The new study links bullying by brothers and sisters to increased depression, anxiety and anger among the victimized kids and teens. Our society battles bullying at school but the study says that harassment at home has typically been viewed as “benign and normal and even beneficial” for a child’s social development and ability “to learn to handle aggression in other relationships.”
The lead author of the study and an associate professor of family studies at the University of New Hampshire in Durham, Corinna Jenkins Tucker, says “that sibling aggression is linked to worse mental health (for the victim), and in some cases it’s similar to what you find for peer aggression.” Tucker and her colleagues used data from The National Survey of Children’s Exposure to Violence. The survey questioned nearly 3,600 children and adolescents, with at least one sibling living in the household, about their treatment by their sibling in the past year. For children under the age of 9, a parent or adult caregiver answered the questions. They were questioned about physical assault, both mild and severe (with or without injury), property aggression (stealing, borrowing, breaking or ruining it on purpose) and psychological aggression (feeling bad or scared because a sibling said mean things, called them names or excluded them).
Those who felt like victims suffered “lower well-being,” whether they were young children or older teens.
Parents may want to pay more attention to this issue, especially because it’s summer.
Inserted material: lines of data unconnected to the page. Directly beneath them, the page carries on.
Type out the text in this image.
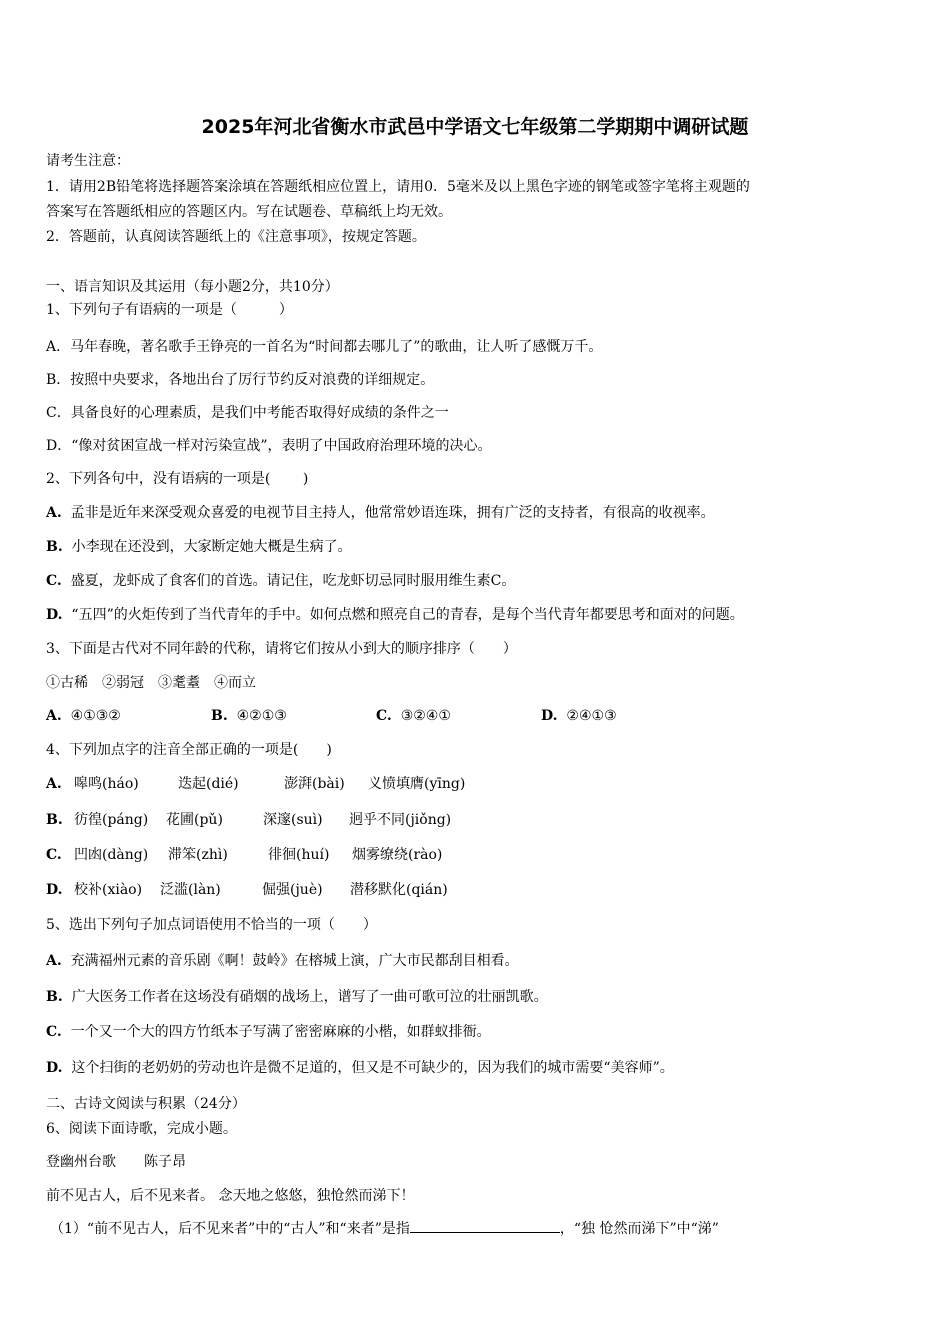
2025年河北省衡水市武邑中学语文七年级第二学期期中调研试题
请考生注意：
1．请用2B铅笔将选择题答案涂填在答题纸相应位置上，请用0．5毫米及以上黑色字迹的钢笔或签字笔将主观题的
答案写在答题纸相应的答题区内。写在试题卷、草稿纸上均无效。
2．答题前，认真阅读答题纸上的《注意事项》，按规定答题。
一、语言知识及其运用（每小题2分，共10分）
1、下列句子有语病的一项是（　　　）
A．马年春晚，著名歌手王铮亮的一首名为“时间都去哪儿了”的歌曲，让人听了感慨万千。
B．按照中央要求，各地出台了厉行节约反对浪费的详细规定。
C．具备良好的心理素质，是我们中考能否取得好成绩的条件之一
D．“像对贫困宣战一样对污染宣战”，表明了中国政府治理环境的决心。
2、下列各句中，没有语病的一项是(　　 )
A. 孟非是近年来深受观众喜爱的电视节目主持人，他常常妙语连珠，拥有广泛的支持者，有很高的收视率。
B. 小李现在还没到，大家断定她大概是生病了。
C. 盛夏，龙虾成了食客们的首选。请记住，吃龙虾切忌同时服用维生素C。
D. “五四”的火炬传到了当代青年的手中。如何点燃和照亮自己的青春，是每个当代青年都要思考和面对的问题。
3、下面是古代对不同年龄的代称，请将它们按从小到大的顺序排序（　　）
①古稀　②弱冠　③耄耋　④而立
A. ④①③②	B. ④②①③	C. ③②④①	D. ②④①③
4、下列加点字的注音全部正确的一项是(　　)
A. 嗥鸣(háo)	迭起(dié)	澎湃(bài) 义愤填膺(yīng)
B. 彷徨(páng) 花圃(pǔ)	深邃(suì) 迥乎不同(jiǒng)
C. 凹凼(dàng) 滞笨(zhì)	徘徊(huí) 烟雾缭绕(rào)
D. 校补(xiào) 泛滥(làn)	倔强(juè) 潜移默化(qián)
5、选出下列句子加点词语使用不恰当的一项（　　）
A. 充满福州元素的音乐剧《啊！鼓岭》在榕城上演，广大市民都刮目相看。
B. 广大医务工作者在这场没有硝烟的战场上，谱写了一曲可歌可泣的壮丽凯歌。
C. 一个又一个大的四方竹纸本子写满了密密麻麻的小楷，如群蚁排衙。
D. 这个扫街的老奶奶的劳动也许是微不足道的，但又是不可缺少的，因为我们的城市需要“美容师”。
二、古诗文阅读与积累（24分）
6、阅读下面诗歌，完成小题。
登幽州台歌　　陈子昂
前不见古人，后不见来者。 念天地之悠悠，独怆然而涕下！
（1）“前不见古人，后不见来者”中的“古人”和“来者”是指	，“独 怆然而涕下”中“涕”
That could mean extra time in the car on a road trip or sharing tighter quarters while on vacation. It’s a good time to be alert for the bully in the back seat. It’s also a good opportunity to try to create happy memories between siblings by finding new shared interests, giving them the chance to team up in a game rather than compete against each other, and helping them appreciate the good qualities in each other and themselves.
Meanwhile, take a vacation from the negative tape that runs in our own heads. Replace it with one that promotes positive traits and qualities. And keep that tape running long after vacation ends.